I've just finished reading this article in Dazed and Confused called Can science remove gender boundaries completely? It's a really interesting how gender definitions are becoming much more fluid and that perhaps in the future the humans will define and differentiate in different ways. I'm not sure if scientific advances can affect cultural stigma though, if anything there's a change it can deepen people's reservations about trans people, because the confusion or terms and elaborate medical procedures can be alienating. Obviously it's extremely unfortunate that people can have so much hate and fear for people, particularly when trans people can grow up hating and fearing the exact same things in themselves.

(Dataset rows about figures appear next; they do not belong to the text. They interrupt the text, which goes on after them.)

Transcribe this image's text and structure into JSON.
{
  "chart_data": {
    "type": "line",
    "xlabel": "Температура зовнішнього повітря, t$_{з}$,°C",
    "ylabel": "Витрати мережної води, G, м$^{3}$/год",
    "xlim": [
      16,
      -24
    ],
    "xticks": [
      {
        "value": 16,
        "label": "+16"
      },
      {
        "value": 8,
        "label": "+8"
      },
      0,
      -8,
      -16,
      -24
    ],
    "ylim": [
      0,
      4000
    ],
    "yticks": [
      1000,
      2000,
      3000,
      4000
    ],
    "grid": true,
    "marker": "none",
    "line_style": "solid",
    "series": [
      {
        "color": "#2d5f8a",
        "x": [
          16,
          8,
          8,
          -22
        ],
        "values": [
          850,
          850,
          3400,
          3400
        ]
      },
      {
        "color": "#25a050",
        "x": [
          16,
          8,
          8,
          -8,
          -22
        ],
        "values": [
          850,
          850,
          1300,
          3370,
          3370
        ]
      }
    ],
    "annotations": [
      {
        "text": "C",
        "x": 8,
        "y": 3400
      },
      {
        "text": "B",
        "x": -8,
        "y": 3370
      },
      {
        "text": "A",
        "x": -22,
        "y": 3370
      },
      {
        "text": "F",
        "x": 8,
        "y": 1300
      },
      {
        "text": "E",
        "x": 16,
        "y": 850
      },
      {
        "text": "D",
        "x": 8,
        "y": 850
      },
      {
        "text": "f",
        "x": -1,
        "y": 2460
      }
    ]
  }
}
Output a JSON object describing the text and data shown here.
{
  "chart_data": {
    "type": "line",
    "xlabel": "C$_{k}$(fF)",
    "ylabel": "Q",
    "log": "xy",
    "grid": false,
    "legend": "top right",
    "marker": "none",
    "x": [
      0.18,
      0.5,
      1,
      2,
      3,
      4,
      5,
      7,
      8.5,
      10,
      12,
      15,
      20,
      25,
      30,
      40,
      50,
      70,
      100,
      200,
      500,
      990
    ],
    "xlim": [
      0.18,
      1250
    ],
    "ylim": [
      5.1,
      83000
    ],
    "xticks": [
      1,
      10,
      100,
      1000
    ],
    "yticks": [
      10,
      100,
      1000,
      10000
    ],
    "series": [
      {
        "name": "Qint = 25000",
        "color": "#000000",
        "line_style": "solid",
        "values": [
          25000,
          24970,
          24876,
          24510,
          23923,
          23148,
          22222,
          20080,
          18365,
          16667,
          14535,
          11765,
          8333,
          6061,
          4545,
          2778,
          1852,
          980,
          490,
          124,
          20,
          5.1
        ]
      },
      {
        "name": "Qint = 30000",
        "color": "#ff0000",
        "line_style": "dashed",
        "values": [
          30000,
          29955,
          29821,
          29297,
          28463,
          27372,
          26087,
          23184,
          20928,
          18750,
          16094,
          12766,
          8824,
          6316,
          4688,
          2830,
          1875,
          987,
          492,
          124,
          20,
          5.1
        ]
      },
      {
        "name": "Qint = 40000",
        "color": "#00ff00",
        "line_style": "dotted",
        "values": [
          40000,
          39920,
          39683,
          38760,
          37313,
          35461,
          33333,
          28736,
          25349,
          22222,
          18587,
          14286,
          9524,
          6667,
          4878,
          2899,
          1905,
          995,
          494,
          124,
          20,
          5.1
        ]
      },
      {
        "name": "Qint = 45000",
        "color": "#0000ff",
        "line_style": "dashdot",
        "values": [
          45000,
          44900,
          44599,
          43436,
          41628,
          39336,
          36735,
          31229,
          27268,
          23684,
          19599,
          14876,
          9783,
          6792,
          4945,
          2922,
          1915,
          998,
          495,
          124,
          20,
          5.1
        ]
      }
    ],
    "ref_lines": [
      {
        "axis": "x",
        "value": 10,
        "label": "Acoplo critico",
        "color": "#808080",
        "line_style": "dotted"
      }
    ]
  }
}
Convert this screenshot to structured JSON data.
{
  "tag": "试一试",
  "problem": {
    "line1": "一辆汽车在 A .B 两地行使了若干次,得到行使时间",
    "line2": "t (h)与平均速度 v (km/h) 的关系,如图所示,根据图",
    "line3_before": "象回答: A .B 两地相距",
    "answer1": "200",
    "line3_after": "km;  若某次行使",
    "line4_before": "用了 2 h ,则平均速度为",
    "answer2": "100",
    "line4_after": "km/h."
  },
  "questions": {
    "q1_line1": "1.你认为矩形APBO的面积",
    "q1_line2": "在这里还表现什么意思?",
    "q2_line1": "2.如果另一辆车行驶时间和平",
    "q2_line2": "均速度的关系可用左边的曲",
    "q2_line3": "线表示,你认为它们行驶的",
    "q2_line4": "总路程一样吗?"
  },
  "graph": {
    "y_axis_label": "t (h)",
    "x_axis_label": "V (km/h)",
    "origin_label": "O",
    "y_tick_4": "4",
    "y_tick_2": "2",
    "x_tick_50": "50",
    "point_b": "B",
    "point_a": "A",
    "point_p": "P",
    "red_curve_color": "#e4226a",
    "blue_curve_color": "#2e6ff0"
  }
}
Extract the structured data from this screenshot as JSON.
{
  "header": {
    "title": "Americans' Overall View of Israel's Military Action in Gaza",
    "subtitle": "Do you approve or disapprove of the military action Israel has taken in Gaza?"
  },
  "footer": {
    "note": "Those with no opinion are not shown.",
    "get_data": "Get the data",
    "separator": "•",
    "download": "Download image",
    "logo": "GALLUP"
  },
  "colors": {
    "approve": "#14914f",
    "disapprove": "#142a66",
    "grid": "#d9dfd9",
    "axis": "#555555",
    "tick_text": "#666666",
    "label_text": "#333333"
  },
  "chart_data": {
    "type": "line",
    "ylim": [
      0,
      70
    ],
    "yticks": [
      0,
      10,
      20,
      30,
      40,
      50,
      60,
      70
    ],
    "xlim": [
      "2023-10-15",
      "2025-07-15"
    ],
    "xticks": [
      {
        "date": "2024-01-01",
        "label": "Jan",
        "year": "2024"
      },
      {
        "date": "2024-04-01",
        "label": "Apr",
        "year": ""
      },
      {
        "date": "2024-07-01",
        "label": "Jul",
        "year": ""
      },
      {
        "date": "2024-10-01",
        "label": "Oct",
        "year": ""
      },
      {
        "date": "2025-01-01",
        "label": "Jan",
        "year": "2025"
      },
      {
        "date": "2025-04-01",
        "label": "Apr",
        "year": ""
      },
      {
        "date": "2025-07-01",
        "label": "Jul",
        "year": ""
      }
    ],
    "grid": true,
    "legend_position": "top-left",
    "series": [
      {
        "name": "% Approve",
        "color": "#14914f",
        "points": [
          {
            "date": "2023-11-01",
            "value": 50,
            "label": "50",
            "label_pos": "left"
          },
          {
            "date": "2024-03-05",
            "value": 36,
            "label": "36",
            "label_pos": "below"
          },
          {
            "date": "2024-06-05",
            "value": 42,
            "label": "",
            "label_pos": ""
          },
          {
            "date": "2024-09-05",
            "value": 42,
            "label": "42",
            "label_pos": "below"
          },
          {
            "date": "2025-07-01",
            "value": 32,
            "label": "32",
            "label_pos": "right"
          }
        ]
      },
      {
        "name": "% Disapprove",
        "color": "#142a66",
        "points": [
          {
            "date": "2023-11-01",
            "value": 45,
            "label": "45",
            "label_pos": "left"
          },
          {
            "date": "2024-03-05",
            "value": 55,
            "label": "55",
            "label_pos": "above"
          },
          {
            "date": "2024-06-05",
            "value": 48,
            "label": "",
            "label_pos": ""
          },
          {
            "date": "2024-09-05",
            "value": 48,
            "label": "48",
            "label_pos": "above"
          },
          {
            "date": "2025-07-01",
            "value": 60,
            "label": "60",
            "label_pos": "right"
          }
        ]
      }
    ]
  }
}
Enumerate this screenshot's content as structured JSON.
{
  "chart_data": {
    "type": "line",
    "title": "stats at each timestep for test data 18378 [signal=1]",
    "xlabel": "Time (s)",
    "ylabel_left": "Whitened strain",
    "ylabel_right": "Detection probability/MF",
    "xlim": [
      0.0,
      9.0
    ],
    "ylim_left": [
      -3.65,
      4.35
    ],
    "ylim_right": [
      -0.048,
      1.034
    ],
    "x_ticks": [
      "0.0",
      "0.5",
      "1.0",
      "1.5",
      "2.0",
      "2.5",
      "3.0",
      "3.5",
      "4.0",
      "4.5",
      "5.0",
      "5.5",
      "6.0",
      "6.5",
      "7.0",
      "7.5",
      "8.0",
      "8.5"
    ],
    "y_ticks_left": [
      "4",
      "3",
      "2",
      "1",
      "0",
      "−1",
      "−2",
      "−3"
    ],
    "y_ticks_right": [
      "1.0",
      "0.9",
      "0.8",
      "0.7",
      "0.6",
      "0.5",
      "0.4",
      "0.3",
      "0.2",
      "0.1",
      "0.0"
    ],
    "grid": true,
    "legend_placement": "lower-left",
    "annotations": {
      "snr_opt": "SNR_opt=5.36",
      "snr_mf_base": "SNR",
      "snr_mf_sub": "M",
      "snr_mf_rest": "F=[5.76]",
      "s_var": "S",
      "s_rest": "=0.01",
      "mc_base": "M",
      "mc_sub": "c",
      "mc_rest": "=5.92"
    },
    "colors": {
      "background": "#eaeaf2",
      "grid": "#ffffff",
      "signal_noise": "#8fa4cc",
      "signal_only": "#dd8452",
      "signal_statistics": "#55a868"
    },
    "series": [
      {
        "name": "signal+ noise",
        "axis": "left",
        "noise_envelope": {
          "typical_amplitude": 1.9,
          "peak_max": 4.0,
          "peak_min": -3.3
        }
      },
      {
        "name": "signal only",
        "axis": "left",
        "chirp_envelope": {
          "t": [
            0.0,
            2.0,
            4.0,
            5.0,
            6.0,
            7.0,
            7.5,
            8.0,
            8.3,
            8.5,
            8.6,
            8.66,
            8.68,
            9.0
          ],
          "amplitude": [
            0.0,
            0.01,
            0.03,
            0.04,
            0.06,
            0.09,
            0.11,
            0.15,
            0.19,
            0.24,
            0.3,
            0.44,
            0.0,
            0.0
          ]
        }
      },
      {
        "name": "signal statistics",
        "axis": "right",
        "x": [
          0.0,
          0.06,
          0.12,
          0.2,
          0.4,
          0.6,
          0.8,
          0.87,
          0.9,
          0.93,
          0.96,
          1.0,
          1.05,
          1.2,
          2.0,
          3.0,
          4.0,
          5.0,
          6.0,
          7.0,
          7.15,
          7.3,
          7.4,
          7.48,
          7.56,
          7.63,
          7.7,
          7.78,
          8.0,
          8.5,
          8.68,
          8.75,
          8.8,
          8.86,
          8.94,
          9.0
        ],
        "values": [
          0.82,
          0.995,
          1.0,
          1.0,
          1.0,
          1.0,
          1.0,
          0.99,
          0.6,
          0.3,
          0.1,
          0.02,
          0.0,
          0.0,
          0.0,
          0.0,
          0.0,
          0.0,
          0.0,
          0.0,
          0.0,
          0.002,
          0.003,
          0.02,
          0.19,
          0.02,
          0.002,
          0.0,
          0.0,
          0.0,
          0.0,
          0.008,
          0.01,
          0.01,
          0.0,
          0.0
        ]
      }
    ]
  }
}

Trans culture can be so alienating to people outside of it (new word: cis people, that's people whose biological gender is the gender with which they align themselves, so very basically non-trans people), but as I've gotten involved in queer events and drag nights I've seen that the community is extremely welcoming regardless of gender/sexual orientation. My experiences in this world have been extremely tentative, because I feel being a heterosexual cis human I almost have the weight of decades of homophobia on my shoulders, "straight-guilt" if you will. I grew up in an extremely conservative town, I remember a gay friend of my mum telling me a story of when he was a teenager being bottled in the street and left essentially for dead (he still has a mighty scar on the top of his head). Maybe, because in the same way all women have experienced some form of sexism ranging from the extremely minor to terrifying and major, LGBT people have had the stress of violence or ignorance, and it almost stands as a badge of honour, or a membership card, which I don't have. In a lot of ways I've been very lucky and sheltered all my life, so I wonder when I meet queens at shows, what can I bring to the table?
I think some people from my home town still struggle with the idea of drag, purely out of ignorance, when some of them met my friend dressed as Deirdre (a very powerful alter-ego, not to be messed with), there were some very shocked faces, but as far as I know no unsavoury comments, thankfully. It's just funny because it seems so normal to me now, perhaps if I had never left Farnham I would be just as reserved and awkward when introduced to this scene. I've seen this friends entire journey into drag from earlier this year when he dressed for the first time for a party me and my flatmates held. Ironically it was a group of straight housemates that opened this door for him, and last night he had his debut performance at a pub in Hoxton. It was so impressive and I am so incredibly proud to have been a part of it, I can't imagine myself doing something like that ever. At the same time he was surrounded by supportive people and welcoming (if sassy) strangers. Also performing were some of the weirdest drag acts I've ever seen, there was a bearded crowd-surfing Courtney love, and a tribute to Fifth Element involved three condoms filled with blue liquid exploding in brutal imitation fellatio style. But two women performed on the night as well, and the attitude of the crowd and the judges remained the exact same. One woman performed with two men and I really enjoyed it, it was like a mad reinvention of The Supremes or something.
I remember meeting a queen in the toilets of a pub on my birthday, and she told me it was her first night out in drag. The vulnerability of her really struck me but she seemed so happy and looked fantastic. I think the two things that I'd take most from my observations would be bravery and community. It's strange how revealing it can be to dress so extravagantly.